Like its European equivalent, Renault's Twizy, the i-Road aims to combine the comfort and safety of a car with the ease-of-use and convenience of a scooter or motorcycle.
While the Twizy uses a (relatively) traditional four-wheel layout though, Toyota's effort is more unusual--two static wheels at the front with a single rear wheel, connected to the steering system.
To counteract the possibly-hilarious but certainly-scary handling traits such a layout would normally produce, the i-Road leans into turns in the manner of a motorcycle, as you can see in Toyota's video above.
Control is via a regular steering wheel and pedals, and power is provided by two, 2 kW electric motors acting on the front wheels. That's only five horsepower in total, but that's still more than your average 50cc scooter and plenty for punting around the city.
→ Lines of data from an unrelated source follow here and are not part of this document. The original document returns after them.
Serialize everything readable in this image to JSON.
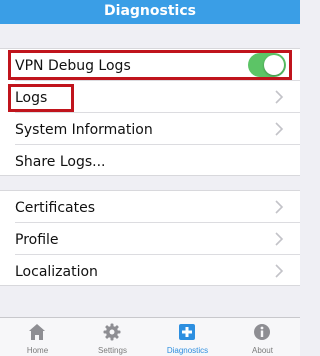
{
  "header": {
    "title": "Diagnostics"
  },
  "group1": [
    {
      "label": "VPN Debug Logs",
      "type": "toggle",
      "on": true
    },
    {
      "label": "Logs",
      "type": "nav"
    },
    {
      "label": "System Information",
      "type": "nav"
    },
    {
      "label": "Share Logs...",
      "type": "action"
    }
  ],
  "group2": [
    {
      "label": "Certificates",
      "type": "nav"
    },
    {
      "label": "Profile",
      "type": "nav"
    },
    {
      "label": "Localization",
      "type": "nav"
    }
  ],
  "tabs": [
    {
      "label": "Home",
      "icon": "home-icon",
      "active": false
    },
    {
      "label": "Settings",
      "icon": "gear-icon",
      "active": false
    },
    {
      "label": "Diagnostics",
      "icon": "plus-icon",
      "active": true
    },
    {
      "label": "About",
      "icon": "info-icon",
      "active": false
    }
  ],
  "colors": {
    "header": "#3a9ee6",
    "toggle_on": "#5cc466",
    "highlight": "#c0141c",
    "active_tab": "#2d8fe0"
  }
}
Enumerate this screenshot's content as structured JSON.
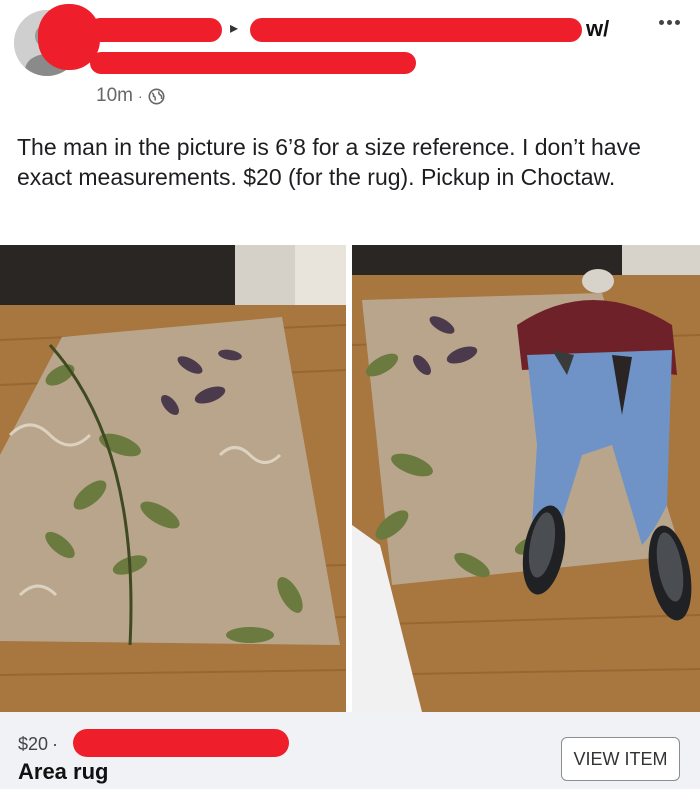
{
  "post": {
    "author_line": {
      "arrow": "▸",
      "group_suffix": "w/"
    },
    "timestamp": "10m",
    "meta_separator": "·",
    "privacy_icon": "globe-icon",
    "more_icon": "more-options-icon",
    "text": "The man in the picture is 6’8 for a size reference. I don’t have exact measurements. $20 (for the rug). Pickup in Choctaw."
  },
  "listing": {
    "price": "$20",
    "separator": "·",
    "title": "Area rug",
    "button_label": "VIEW ITEM"
  },
  "colors": {
    "redaction": "#ee1f2a",
    "rug": "#b9a58c",
    "floor": "#a8763f",
    "footer_bg": "#f0f2f5",
    "muted_text": "#65676b"
  }
}
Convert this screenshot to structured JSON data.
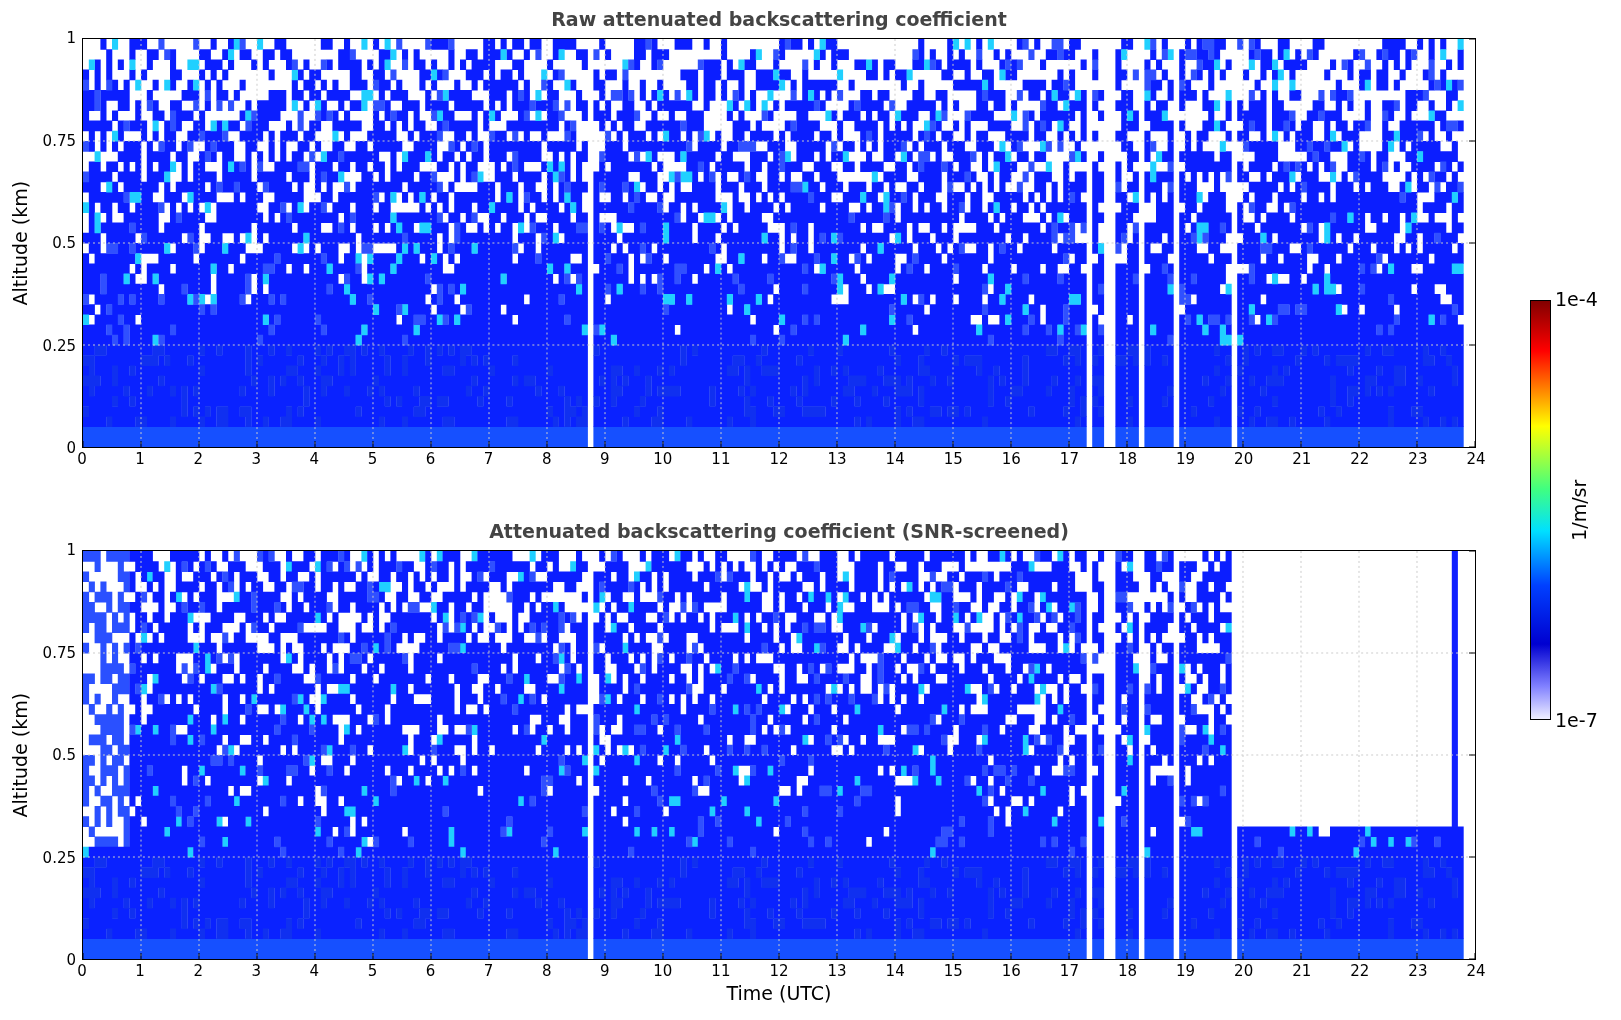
{
  "panels": [
    {
      "kind": "raw",
      "title": "Raw attenuated backscattering coefficient",
      "ylabel": "Altitude (km)",
      "yticks": [
        "1",
        "0.75",
        "0.5",
        "0.25",
        "0"
      ],
      "xticks": [
        "0",
        "1",
        "2",
        "3",
        "4",
        "5",
        "6",
        "7",
        "8",
        "9",
        "10",
        "11",
        "12",
        "13",
        "14",
        "15",
        "16",
        "17",
        "18",
        "19",
        "20",
        "21",
        "22",
        "23",
        "24"
      ]
    },
    {
      "kind": "screened",
      "title": "Attenuated backscattering coefficient (SNR-screened)",
      "ylabel": "Altitude (km)",
      "xlabel": "Time (UTC)",
      "yticks": [
        "1",
        "0.75",
        "0.5",
        "0.25",
        "0"
      ],
      "xticks": [
        "0",
        "1",
        "2",
        "3",
        "4",
        "5",
        "6",
        "7",
        "8",
        "9",
        "10",
        "11",
        "12",
        "13",
        "14",
        "15",
        "16",
        "17",
        "18",
        "19",
        "20",
        "21",
        "22",
        "23",
        "24"
      ]
    }
  ],
  "colorbar": {
    "max_label": "1e-4",
    "min_label": "1e-7",
    "unit": "1/m/sr"
  }
}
It's illustrative of the fact that cars are very much a product of the roads and traffic conditions they've been designed for.
While large, comfortable, powerful vehicles have traditionally dominated in the United States, small and maneuverable, cheap-to-run cars are hugely popular in Japan.
Where registration, tax and fuel are expensive, Japan's size-restricted "kei cars" dominate the streets. But even those create pollution and congestion, something the i-Road avoids with its electric powertrain and 33-inch width--no more than a maxi-scooter.
Toyota will use public trials to gauge the effectiveness of the concept.
It's to supply ten vehicles to around twenty test participants, ranging from regular members of the public to trend and industry experts. Toyota will collect feedback on driving feel, user satisfaction, ease-of-use in urban areas, and impact on destination choices.
There's no guarantee Toyota will put the i-Road into production, but as other makers explore the concept--Nissan is already testing a fleet of Nissan-badged Renault Twizys, while Honda prepares its own small commuter vehicle--it's sure to have some competition if it goes on sale.